For the surgical team caring for a 37-year-old kidney-pancreas transplant patient who experienced carotid blowout (CB), this unexpected and extremely serious medical event highlighted the importance of prompt recognition and swift surgical treatment for CB.
In a recently published case study detailing the man’s CB, Ali Hakimi, a fourth-year medical student in the University of Colorado School of Medicine, and Jeniann Yi, MD, an assistant professor of vascular surgery in the CU Department of Surgery, outline this unexpected outcome for a patient with no known history of neck surgery or instrumentation.
“One of the reasons for publishing this case history is that it was such a rare and unanticipated outcome, which is really interesting from a surgical perspective,” Yi explains. “It’s also a reminder that transplant patients may have certain vulnerabilities, so it’s important to be vigilant and learn to recognize symptoms, even for something as rare as this.”
Concern about infection
The 37-year-old male patient, who has a history of hypertension and type 1 diabetes, received a combined kidney-pancreas transplant a year and a half before experiencing CB. In the four days before going to the emergency room, he had abdominal pain, nausea, vomiting, and diarrhea.
He was admitted to the hospital because the medical team caring for him was concerned about cytomegalovirus viremia (CMV) infection as well as acute hepatitis. On the sixth day of his hospitalization, despite improvement in the CMV, he developed sudden swelling and pain in the left side of his neck.
“Because of his transplant status, he was chronically immunosuppressed, which could make him more susceptible to getting an infection,” Hakimi explains. “He originally presented with a viral infection commonly seen in people with transplants.”
The medical team didn’t immediately think CB because “it just doesn’t happen that someone spontaneously bleeds from the carotid artery without reason,” Yi says. “Usually, the reason is traumatic – there was a central line being placed, for example, and it got into the carotid – or it can be secondary to other reasons that cause damage to the carotid artery, like radiation therapy for head and neck cancers or an infection.”
However, because of the swelling, his care team scanned his neck and found the carotid artery bleeding, which is when Yi and the vascular surgery team were brought in to provide treatment.
Treating transplant patients
After beginning surgery, Yi saw that his carotid artery had a lot of inflammation and “looked like it was chewed up, like something had degraded it, which is what it would look like in the setting of infection,” she says. “Primary infection of an artery anywhere is bizarre. In general, it’s hard for an artery to be infected because there’s such high blood flow that there’s not enough contact time. We never could find a great reason why it happened, so we had to assume it was an infectious reason based off his history and based off what it looked like in the OR.”
Yi performed a bypass, removing the part of his carotid artery that was violated by the suspected infection and then using his vein for the bypass.
“A bypass is as good a repair as you can get,” she says. “It’s the most infection-resistant repair because a vein is his own native tissue with the least amount of infectious possibility.

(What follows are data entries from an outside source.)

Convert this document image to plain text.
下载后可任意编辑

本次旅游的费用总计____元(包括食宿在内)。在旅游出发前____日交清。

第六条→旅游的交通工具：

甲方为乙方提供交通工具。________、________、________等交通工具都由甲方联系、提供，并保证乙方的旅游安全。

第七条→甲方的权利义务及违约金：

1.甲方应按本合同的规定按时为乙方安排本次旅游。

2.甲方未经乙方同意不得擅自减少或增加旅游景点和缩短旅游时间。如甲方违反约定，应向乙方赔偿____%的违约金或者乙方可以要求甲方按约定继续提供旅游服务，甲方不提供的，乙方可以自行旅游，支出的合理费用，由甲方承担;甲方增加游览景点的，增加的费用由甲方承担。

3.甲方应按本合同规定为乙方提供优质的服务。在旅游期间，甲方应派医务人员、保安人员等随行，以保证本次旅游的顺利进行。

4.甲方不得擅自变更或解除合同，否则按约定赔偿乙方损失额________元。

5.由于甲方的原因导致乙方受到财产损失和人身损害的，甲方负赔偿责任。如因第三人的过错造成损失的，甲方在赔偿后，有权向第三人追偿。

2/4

A graft or a stent could get infected.”
Through performing a literature review, Hakimi learned just how rare-to-nonexistent CB is in this circumstance “so the best we could do was theorize that there’s a link between CMV and the carotid – there’s something about that tissue that CMV is more likely to affect or seed it,” he explains.

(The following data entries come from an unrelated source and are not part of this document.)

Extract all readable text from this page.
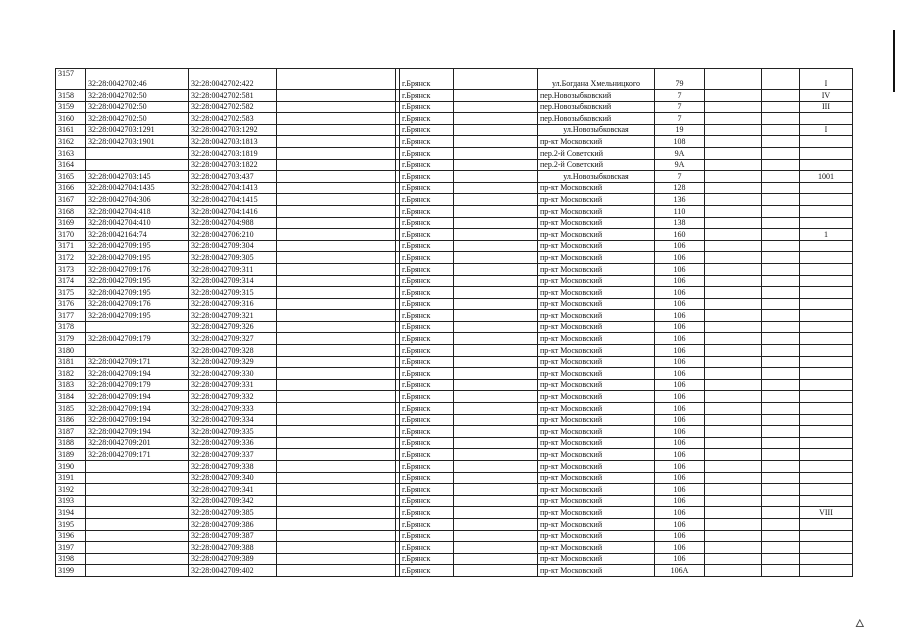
3157	32:28:0042702:46	32:28:0042702:422			г.Брянск		ул.Богдана Хмельницкого	79			I
3158	32:28:0042702:50	32:28:0042702:581			г.Брянск		пер.Новозыбковский	7			IV
3159	32:28:0042702:50	32:28:0042702:582			г.Брянск		пер.Новозыбковский	7			III
3160	32:28:0042702:50	32:28:0042702:583			г.Брянск		пер.Новозыбковский	7			
3161	32:28:0042703:1291	32:28:0042703:1292			г.Брянск		ул.Новозыбковская	19			I
3162	32:28:0042703:1901	32:28:0042703:1813			г.Брянск		пр-кт Московский	108			
3163		32:28:0042703:1819			г.Брянск		пер.2-й Советский	9А			
3164		32:28:0042703:1822			г.Брянск		пер.2-й Советский	9А			
3165	32:28:0042703:145	32:28:0042703:437			г.Брянск		ул.Новозыбковская	7			1001
3166	32:28:0042704:1435	32:28:0042704:1413			г.Брянск		пр-кт Московский	128			
3167	32:28:0042704:306	32:28:0042704:1415			г.Брянск		пр-кт Московский	136			
3168	32:28:0042704:418	32:28:0042704:1416			г.Брянск		пр-кт Московский	110			
3169	32:28:0042704:410	32:28:0042704:988			г.Брянск		пр-кт Московский	138			
3170	32:28:0042164:74	32:28:0042706:210			г.Брянск		пр-кт Московский	160			1
3171	32:28:0042709:195	32:28:0042709:304			г.Брянск		пр-кт Московский	106			
3172	32:28:0042709:195	32:28:0042709:305			г.Брянск		пр-кт Московский	106			
3173	32:28:0042709:176	32:28:0042709:311			г.Брянск		пр-кт Московский	106			
3174	32:28:0042709:195	32:28:0042709:314			г.Брянск		пр-кт Московский	106			
3175	32:28:0042709:195	32:28:0042709:315			г.Брянск		пр-кт Московский	106			
3176	32:28:0042709:176	32:28:0042709:316			г.Брянск		пр-кт Московский	106			
3177	32:28:0042709:195	32:28:0042709:321			г.Брянск		пр-кт Московский	106			
3178		32:28:0042709:326			г.Брянск		пр-кт Московский	106			
3179	32:28:0042709:179	32:28:0042709:327			г.Брянск		пр-кт Московский	106			
3180		32:28:0042709:328			г.Брянск		пр-кт Московский	106			
3181	32:28:0042709:171	32:28:0042709:329			г.Брянск		пр-кт Московский	106			
3182	32:28:0042709:194	32:28:0042709:330			г.Брянск		пр-кт Московский	106			
3183	32:28:0042709:179	32:28:0042709:331			г.Брянск		пр-кт Московский	106			
3184	32:28:0042709:194	32:28:0042709:332			г.Брянск		пр-кт Московский	106			
3185	32:28:0042709:194	32:28:0042709:333			г.Брянск		пр-кт Московский	106			
3186	32:28:0042709:194	32:28:0042709:334			г.Брянск		пр-кт Московский	106			
3187	32:28:0042709:194	32:28:0042709:335			г.Брянск		пр-кт Московский	106			
3188	32:28:0042709:201	32:28:0042709:336			г.Брянск		пр-кт Московский	106			
3189	32:28:0042709:171	32:28:0042709:337			г.Брянск		пр-кт Московский	106			
3190		32:28:0042709:338			г.Брянск		пр-кт Московский	106			
3191		32:28:0042709:340			г.Брянск		пр-кт Московский	106			
3192		32:28:0042709:341			г.Брянск		пр-кт Московский	106			
3193		32:28:0042709:342			г.Брянск		пр-кт Московский	106			
3194		32:28:0042709:385			г.Брянск		пр-кт Московский	106			VIII
3195		32:28:0042709:386			г.Брянск		пр-кт Московский	106			
3196		32:28:0042709:387			г.Брянск		пр-кт Московский	106			
3197		32:28:0042709:388			г.Брянск		пр-кт Московский	106			
3198		32:28:0042709:389			г.Брянск		пр-кт Московский	106			
3199		32:28:0042709:402			г.Брянск		пр-кт Московский	106А			
🜂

This case could inspire further research at the intersection of transplant and immunosuppression, Yi says, as well as help educate health care providers who treat transplant patients.
“It’s a reminder that anything can happen with chronic immunosuppression like in transplant patients, including spontaneous infection of an artery and a ruptured pseudo-aneurysm,” Yi says. “Considering everything I’ve ever experienced as a vascular surgeon, this is not something I could think about as being a potential complication, but now it’s something I’m aware of.”